In times of profound peace, when all the banks are paying specie, and adverse state of the exchanges, indicating a redundancy of the currency, is sure to produce an efflux of coin, and if wise measures be not at once adopted to restore the equilibrium — if, instead of curtailing their discounts and cutting short their issues, the banks continue to promote the overtrading, always consequent upon such a state of things, by enlarging their issues and multiplying their discounts — a fatal collapse is the inevitable consequence. The banks suspend, and specie is banished from circulation, or can be purchased only at a heavy premium. --This, we say, is the case very frequently, as we all know to our sorrow, in times of profound peace, and is, indeed, one of the inevitable consequences of a redundant currency. And yet, in the midst of a tremendous war, when the enemy are pressing us with enormous armies from every point of the compass — when specie payments have been suspended for two years and a half, and coin is so rarely seen that the smallest gold piece is looked upon as a curiosity — when the Secretary of the Treasury is writing letters of congratulation to a distinguished Senator upon the encouraging fact that the circulation is only three times as large as the country can bear with convenience — we are told by many persons, who seem religiously to believe it, that the brokers occasioned the high price of gold which lately ruled by certain arts perfectly incomprehensible to us, but no doubt quite intelligible to those who make the accusation. It is of no consequence in the world that the same officer issues many millions of dollars worth of notes, and then attempts to discredit them, thereby necessarily causing a suspicion of all Treasury issues — this can have no effect whatever in degrading the currency, or, to use the current phrase, in elevating the price of gold; but if a broker, having in his possession gold which is his own undisputed property, and upon which he has the same right to fix a price that any other person has to fix a price upon any commodity which he may possess, then he is inflicting a mortal injury upon the circulation, running up prices, starving the community, betraying the cause of his country, &c., as if his act were not the direct and inevitable consequence of the action of the Treasury.

What is an extortioner? Is a miller who gives five dollars a bushel for wheat and sells his flour for thirty dollars a barrel — which hardly pays expenses we should think — an extortioner?
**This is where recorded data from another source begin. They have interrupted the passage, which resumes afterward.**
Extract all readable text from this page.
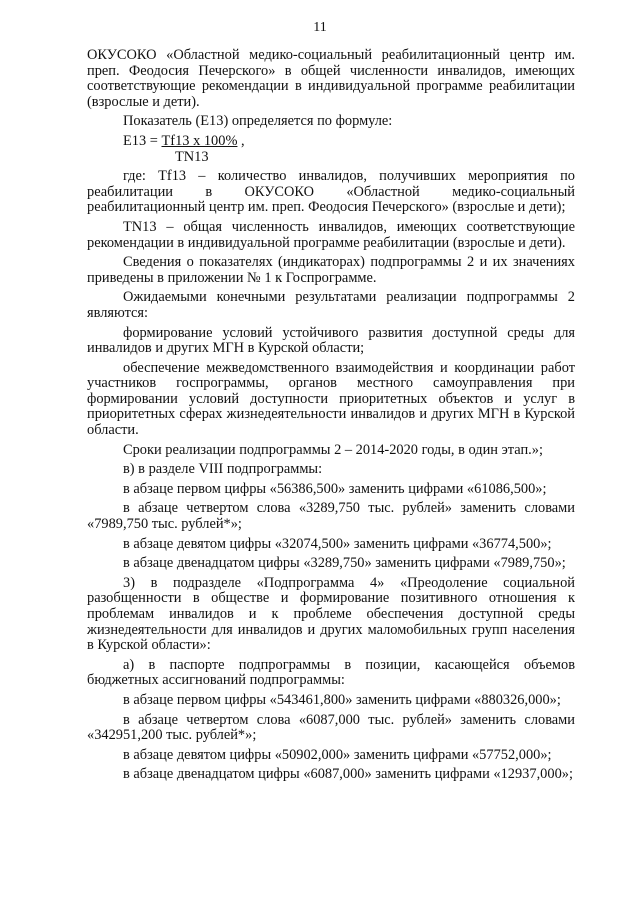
11

ОКУСОКО «Областной медико-социальный реабилитационный центр им. преп. Феодосия Печерского» в общей численности инвалидов, имеющих соответствующие рекомендации в индивидуальной программе реабилитации (взрослые и дети).

Показатель (Е13) определяется по формуле:

Е13 = Tf13 x 100% ,

TN13

где: Tf13 – количество инвалидов, получивших мероприятия по реабилитации в ОКУСОКО «Областной медико-социальный реабилитационный центр им. преп. Феодосия Печерского» (взрослые и дети);

TN13 – общая численность инвалидов, имеющих соответствующие рекомендации в индивидуальной программе реабилитации (взрослые и дети).

Сведения о показателях (индикаторах) подпрограммы 2 и их значениях приведены в приложении № 1 к Госпрограмме.

Ожидаемыми конечными результатами реализации подпрограммы 2 являются:

формирование условий устойчивого развития доступной среды для инвалидов и других МГН в Курской области;

обеспечение межведомственного взаимодействия и координации работ участников госпрограммы, органов местного самоуправления при формировании условий доступности приоритетных объектов и услуг в приоритетных сферах жизнедеятельности инвалидов и других МГН в Курской области.

Сроки реализации подпрограммы 2 – 2014-2020 годы, в один этап.»;

в) в разделе VIII подпрограммы:

в абзаце первом цифры «56386,500» заменить цифрами «61086,500»;

в абзаце четвертом слова «3289,750 тыс. рублей» заменить словами «7989,750 тыс. рублей*»;

в абзаце девятом цифры «32074,500» заменить цифрами «36774,500»;

в абзаце двенадцатом цифры «3289,750» заменить цифрами «7989,750»;

3) в подразделе «Подпрограмма 4» «Преодоление социальной разобщенности в обществе и формирование позитивного отношения к проблемам инвалидов и к проблеме обеспечения доступной среды жизнедеятельности для инвалидов и других маломобильных групп населения в Курской области»:

а) в паспорте подпрограммы в позиции, касающейся объемов бюджетных ассигнований подпрограммы:

в абзаце первом цифры «543461,800» заменить цифрами «880326,000»;

в абзаце четвертом слова «6087,000 тыс. рублей» заменить словами «342951,200 тыс. рублей*»;

в абзаце девятом цифры «50902,000» заменить цифрами «57752,000»;

в абзаце двенадцатом цифры «6087,000» заменить цифрами «12937,000»;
Would a flour merchant, who made his living by his trade in flour, and who had a thousand barrels of flour in his store at the commencement of the rise in prices, be esteemed an extortioner because having purchased for five or six dollars a barrel he is unwilling to sell at seven or eight, because he knows that when all is sold he cannot purchase a fresh stock for less than twenty-five or thirty? We are not defending extortioners. If any man be convicted of that crime let him be punished to the extent of the law, if there be any law to punish him, and if there be not let one be passed to cover all future cases. But first let the offence be clearly defined, so that the offender may understand of what he is guilty, and the really innocent be enabled to clear his skirts of the charge. We think it perfectly evident that every man is the creature of the market in which he trades, and that he can neither oversell it nor undersell it, how much so ever he may desire to do so.

We are not the advocate of any of the classes of presumed offenders enumerated in the foregoing remarks. But we are the friend of fair play, and we cannot endure to see one man made to bear the burden of another man's sin. The offences of which we have written are all the offspring of the depreciated currency. Amend that and they will cease. In the meantime let the depreciation be laid at the right door. If the excessive issues which have degraded the currency were necessary to prosecute the war, very well. But do not attribute them to persons who, to say the worst, have only taken advantage of them to make money. That was to have been expected. It has always been so, and it always will be so.